“Her güzel şey, bir gün biter” derdi dedem. Haklıydı sonuna kadar. Güzel bir rüya, mutlu bir aşk, güzel dostluklar, ömür verilen hayaller bir gün bitermiş. Bitmesinde bir sakınca yok. Sonuçta hayatta bitmeyecek hiçbir şey yok.
3 Temmuz ile başlayan tüm bu kara kampanya günlerinde, Aykut Hoca dimdik ayakta durmuş ve takımı kimselere kaptırmamıştı. Kim derdi ki Aykut bu takımdan gidecekti. Bunun düşünülmesi bile yeterince hüzünlüyken, onun yorgun olduğunu düşünerek kendimizi kandırmaya çalışıyorduk. Son derece saygılı, naif, yeri geldiğinde tepkisini koyan, başarıyı ve çoşkuyu surat ifadesinde değil içinde yaşayan bir adamdı. Bitmek bilmeyen bir Fenerbahçe sevdasını yüreğinde taşıyordu. Hem futbolculuğunda görmüştüm şampiyonluğu hem hocalığında… Onun o dimdik ve kaliteli duruşu hepimize büyük bir güven veriyordu. Hele bir de Moskova’ya gittiğinde zaman ayırıp Nazım’ın mezarına karanfil bırakması…

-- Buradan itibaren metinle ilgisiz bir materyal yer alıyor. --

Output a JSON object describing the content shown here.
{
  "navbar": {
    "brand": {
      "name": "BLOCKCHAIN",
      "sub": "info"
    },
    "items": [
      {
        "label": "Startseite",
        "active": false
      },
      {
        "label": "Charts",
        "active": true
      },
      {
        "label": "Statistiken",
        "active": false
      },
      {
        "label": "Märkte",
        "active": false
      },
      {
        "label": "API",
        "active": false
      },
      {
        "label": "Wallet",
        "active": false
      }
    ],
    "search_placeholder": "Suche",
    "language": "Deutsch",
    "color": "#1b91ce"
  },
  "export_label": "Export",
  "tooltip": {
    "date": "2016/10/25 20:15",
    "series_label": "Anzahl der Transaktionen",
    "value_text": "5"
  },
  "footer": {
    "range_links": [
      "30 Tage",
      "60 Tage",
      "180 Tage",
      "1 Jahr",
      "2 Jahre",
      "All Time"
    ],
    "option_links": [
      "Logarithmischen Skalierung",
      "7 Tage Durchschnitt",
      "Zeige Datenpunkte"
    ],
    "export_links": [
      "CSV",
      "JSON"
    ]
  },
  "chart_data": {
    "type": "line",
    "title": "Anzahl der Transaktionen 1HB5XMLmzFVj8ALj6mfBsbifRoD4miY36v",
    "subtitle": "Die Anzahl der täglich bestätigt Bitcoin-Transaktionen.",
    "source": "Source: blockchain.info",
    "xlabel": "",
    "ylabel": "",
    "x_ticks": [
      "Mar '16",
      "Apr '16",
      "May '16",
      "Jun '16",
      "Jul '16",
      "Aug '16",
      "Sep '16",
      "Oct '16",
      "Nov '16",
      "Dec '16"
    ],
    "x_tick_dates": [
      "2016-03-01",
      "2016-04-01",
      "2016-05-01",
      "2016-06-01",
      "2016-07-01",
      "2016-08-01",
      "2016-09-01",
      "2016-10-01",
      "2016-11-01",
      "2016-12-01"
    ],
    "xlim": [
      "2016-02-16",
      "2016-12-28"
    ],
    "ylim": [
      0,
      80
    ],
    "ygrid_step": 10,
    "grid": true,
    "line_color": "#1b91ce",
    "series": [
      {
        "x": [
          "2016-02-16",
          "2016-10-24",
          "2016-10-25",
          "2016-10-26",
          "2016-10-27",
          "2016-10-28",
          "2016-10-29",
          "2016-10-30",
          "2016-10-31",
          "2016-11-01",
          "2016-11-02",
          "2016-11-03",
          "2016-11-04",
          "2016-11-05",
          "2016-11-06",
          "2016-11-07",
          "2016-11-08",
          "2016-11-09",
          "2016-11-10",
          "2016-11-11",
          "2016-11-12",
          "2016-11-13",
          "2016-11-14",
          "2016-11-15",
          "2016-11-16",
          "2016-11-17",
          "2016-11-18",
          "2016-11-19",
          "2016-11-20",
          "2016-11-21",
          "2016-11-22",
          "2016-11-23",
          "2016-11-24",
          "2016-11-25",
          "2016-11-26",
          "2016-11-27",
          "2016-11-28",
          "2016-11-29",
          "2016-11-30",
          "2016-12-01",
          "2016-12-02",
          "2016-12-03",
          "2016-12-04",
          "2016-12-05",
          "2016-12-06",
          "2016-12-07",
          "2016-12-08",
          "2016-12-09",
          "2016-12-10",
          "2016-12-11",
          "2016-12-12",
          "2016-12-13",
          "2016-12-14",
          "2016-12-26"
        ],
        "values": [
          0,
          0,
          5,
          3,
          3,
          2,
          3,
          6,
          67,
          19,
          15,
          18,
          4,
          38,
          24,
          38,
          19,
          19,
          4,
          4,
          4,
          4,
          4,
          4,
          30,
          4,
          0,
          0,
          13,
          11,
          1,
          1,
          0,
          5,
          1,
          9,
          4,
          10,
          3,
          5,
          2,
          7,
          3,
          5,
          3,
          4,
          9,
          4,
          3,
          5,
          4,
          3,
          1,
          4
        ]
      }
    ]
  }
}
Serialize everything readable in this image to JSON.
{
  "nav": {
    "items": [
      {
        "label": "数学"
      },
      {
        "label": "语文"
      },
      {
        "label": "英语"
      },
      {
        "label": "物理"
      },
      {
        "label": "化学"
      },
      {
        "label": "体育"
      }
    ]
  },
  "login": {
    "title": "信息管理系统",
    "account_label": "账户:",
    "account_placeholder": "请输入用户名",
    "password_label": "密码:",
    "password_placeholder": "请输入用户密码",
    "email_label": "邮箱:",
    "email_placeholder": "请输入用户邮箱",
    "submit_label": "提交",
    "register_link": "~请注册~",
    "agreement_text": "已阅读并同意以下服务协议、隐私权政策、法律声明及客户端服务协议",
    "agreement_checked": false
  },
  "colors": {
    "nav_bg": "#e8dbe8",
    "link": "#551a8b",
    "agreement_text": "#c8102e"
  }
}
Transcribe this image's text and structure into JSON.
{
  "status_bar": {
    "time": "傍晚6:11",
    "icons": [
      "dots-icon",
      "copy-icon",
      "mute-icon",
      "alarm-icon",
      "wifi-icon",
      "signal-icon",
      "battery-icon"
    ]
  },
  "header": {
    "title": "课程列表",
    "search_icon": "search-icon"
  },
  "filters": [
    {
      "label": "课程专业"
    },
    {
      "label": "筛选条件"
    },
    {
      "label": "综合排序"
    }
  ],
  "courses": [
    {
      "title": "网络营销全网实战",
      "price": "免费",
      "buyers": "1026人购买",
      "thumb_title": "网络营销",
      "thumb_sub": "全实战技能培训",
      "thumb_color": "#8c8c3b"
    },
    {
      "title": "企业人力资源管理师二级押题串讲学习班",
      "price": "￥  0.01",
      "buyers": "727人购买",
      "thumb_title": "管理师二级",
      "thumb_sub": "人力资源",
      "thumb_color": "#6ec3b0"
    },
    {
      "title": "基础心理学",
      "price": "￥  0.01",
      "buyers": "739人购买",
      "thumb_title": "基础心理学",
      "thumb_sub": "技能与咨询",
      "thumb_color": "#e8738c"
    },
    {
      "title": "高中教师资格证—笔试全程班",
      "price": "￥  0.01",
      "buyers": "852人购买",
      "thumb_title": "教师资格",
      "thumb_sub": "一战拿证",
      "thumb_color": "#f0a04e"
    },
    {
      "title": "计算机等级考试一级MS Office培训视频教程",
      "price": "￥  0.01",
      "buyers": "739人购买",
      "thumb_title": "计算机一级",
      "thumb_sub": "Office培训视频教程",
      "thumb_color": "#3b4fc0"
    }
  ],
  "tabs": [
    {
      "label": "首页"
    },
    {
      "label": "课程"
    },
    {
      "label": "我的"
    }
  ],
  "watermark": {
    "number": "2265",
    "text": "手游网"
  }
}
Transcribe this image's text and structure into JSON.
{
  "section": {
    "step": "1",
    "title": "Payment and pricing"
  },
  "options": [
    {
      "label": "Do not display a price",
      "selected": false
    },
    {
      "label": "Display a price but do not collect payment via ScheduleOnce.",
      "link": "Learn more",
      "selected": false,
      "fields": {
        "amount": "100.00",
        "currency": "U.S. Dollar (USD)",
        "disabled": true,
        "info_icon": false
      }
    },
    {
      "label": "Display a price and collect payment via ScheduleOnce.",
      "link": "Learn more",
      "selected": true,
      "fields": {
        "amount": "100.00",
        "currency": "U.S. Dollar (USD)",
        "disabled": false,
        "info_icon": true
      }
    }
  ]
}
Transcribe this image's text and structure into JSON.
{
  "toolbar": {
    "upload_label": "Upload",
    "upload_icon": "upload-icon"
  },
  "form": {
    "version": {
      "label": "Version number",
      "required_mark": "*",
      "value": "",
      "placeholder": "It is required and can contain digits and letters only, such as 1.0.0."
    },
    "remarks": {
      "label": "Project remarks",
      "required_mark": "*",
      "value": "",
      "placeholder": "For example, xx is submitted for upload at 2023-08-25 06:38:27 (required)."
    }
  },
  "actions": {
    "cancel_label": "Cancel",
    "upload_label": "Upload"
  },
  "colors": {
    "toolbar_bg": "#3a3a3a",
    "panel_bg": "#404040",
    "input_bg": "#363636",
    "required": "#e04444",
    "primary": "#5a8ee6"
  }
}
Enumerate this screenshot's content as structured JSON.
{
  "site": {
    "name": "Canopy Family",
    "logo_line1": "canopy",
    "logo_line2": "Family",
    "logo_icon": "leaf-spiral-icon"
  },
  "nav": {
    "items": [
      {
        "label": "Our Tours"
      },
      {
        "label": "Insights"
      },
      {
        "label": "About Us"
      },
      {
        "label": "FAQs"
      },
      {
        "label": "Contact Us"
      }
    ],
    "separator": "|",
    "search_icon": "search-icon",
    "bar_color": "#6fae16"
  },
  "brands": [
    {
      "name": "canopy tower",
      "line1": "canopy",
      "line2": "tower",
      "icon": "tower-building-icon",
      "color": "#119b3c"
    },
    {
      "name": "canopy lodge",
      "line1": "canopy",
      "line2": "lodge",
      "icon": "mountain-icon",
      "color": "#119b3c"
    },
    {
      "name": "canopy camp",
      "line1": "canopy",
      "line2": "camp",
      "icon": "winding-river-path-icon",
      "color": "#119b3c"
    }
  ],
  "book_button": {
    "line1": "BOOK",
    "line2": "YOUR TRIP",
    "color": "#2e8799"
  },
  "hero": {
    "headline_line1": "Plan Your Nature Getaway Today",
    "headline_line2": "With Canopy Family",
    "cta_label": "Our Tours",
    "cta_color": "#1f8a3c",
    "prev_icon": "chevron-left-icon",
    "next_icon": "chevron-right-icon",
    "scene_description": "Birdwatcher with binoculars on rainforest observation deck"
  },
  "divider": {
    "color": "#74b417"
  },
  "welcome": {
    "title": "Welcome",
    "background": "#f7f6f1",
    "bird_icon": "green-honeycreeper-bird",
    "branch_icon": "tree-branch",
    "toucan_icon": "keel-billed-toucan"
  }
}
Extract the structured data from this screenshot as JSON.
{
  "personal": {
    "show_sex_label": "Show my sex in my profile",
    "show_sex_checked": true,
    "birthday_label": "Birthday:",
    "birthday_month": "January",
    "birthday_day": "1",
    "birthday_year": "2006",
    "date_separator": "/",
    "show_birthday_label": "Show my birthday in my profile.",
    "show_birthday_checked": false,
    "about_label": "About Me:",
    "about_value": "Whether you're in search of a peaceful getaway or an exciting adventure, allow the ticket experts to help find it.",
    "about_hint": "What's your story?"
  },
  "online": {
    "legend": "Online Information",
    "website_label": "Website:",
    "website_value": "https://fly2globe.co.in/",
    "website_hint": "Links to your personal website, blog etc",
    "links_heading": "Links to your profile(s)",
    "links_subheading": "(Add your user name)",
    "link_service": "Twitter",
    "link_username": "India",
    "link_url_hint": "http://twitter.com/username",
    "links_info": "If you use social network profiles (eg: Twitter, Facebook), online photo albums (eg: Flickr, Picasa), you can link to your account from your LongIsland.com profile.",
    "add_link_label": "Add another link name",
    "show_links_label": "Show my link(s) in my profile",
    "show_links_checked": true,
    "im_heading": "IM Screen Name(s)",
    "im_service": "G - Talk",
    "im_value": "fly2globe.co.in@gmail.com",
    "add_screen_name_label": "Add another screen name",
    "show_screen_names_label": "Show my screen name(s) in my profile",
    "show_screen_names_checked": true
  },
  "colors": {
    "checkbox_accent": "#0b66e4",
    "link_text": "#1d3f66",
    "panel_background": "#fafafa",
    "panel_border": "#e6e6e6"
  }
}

İşte her güzel şey gibi sende mi bitecektin? Zaten bir cesaret eseri tanışmıştık. Salih iyi top atmıştı ve Ziegler sıfıra inip iyi bir top kesmişti, Webo güzel bir seğirtme ile arka direğe topu göndermiş ve Baroni fırsatçılığını konuşturmuştu, tanışmıştık. Ardından genç Salih oyuna girer girmez, takımı bir üst seviyeye çekmişti. Müthiş pres zamanlaması ile aynı anda hem topu kapıp hem şutu vurup gölü yapmıştı, sen koluma girip omzumda yürümüştün tüm kordon boyunu…
Bu akşam hüzünlüyüm, bunun nedenini bilmiyorum. Bazı şeyler günlük değişir bazı şeyler ise ömür boyu aynı kalır. Beni tüm hayatım boyunca en çok neşelendiren şey Fenerbahçe olmuştur. Takım kazandıkça ben hep neşeli olmuşumdur. 18 maçta alınan 17 galibiyet gibi ki bir maçta da berabere kalmıştı takım. Her maç oldukça heyecanlı ve son dakikaya kalan maçlardı. Sonra ard arda gelen darbelerle karşılaştık. Aradan iki sene geçtiğinde ise Amsterdam’a bir kalasıya kadar ilerlemiştik. Kimileri birilerinin yalakasıyken, Aykut hoca kimsenin adamı olmadığını ispatlamıştı.
O kordon boyu yürüdüğümüz günün ardından hiç görüşmemiştik. Takımın başına kimin geçeceği de henüz belli değildi. Pek de ilgilenmemeye başladım. Kim gelirse gelsin nasılsa yerini dolduramayacaktı.
O sırada telefonumda senin aramanı gördüm. İlk kez beni arıyordun. Telefonu açtım.
“Nasılsın?”
“İyiyim sen nasılsın?”
“İyiyim bende. Yoksun kaç gündür. Hiç aramadın”
“Mesaj attım ama yanıt vermedin”
“Mesaj hakkım yoktu, ararsın diye bekledim.”
“Ben de yanıt gelmeyince aramaktan çekindim”
“İnsan kız arkadaşını aramaktan niye çekinir”
“Kız arkadaşı olup olmadığından emin değildir belki”
Gülümseme sesi geldi kulağıma. Yalan yok çok güzel gülümsüyordun. Bütün kuşlar bir araya gelse böyle bir ahengi oluşturamazdı. Az da olsa keyfim yerine gelmişti, hüzün bulutları hızla ortadan kalkıyordu. Sesini duymak, Edirne’deki Darüşşifa Tıp Medresesinde tedavi olmak gibi bir şeydi. İnsan bütün dertlerinden birden arınabilirdi. Baktım arınıyordum da. Seni alıp biraz uzaklaşmak istedim bu kentten. Kent çok güzeldi ama birçok anı doluydu. Bu anıları temizlemenin en güzel yoluysa, ara ara kaçıp gitmekti.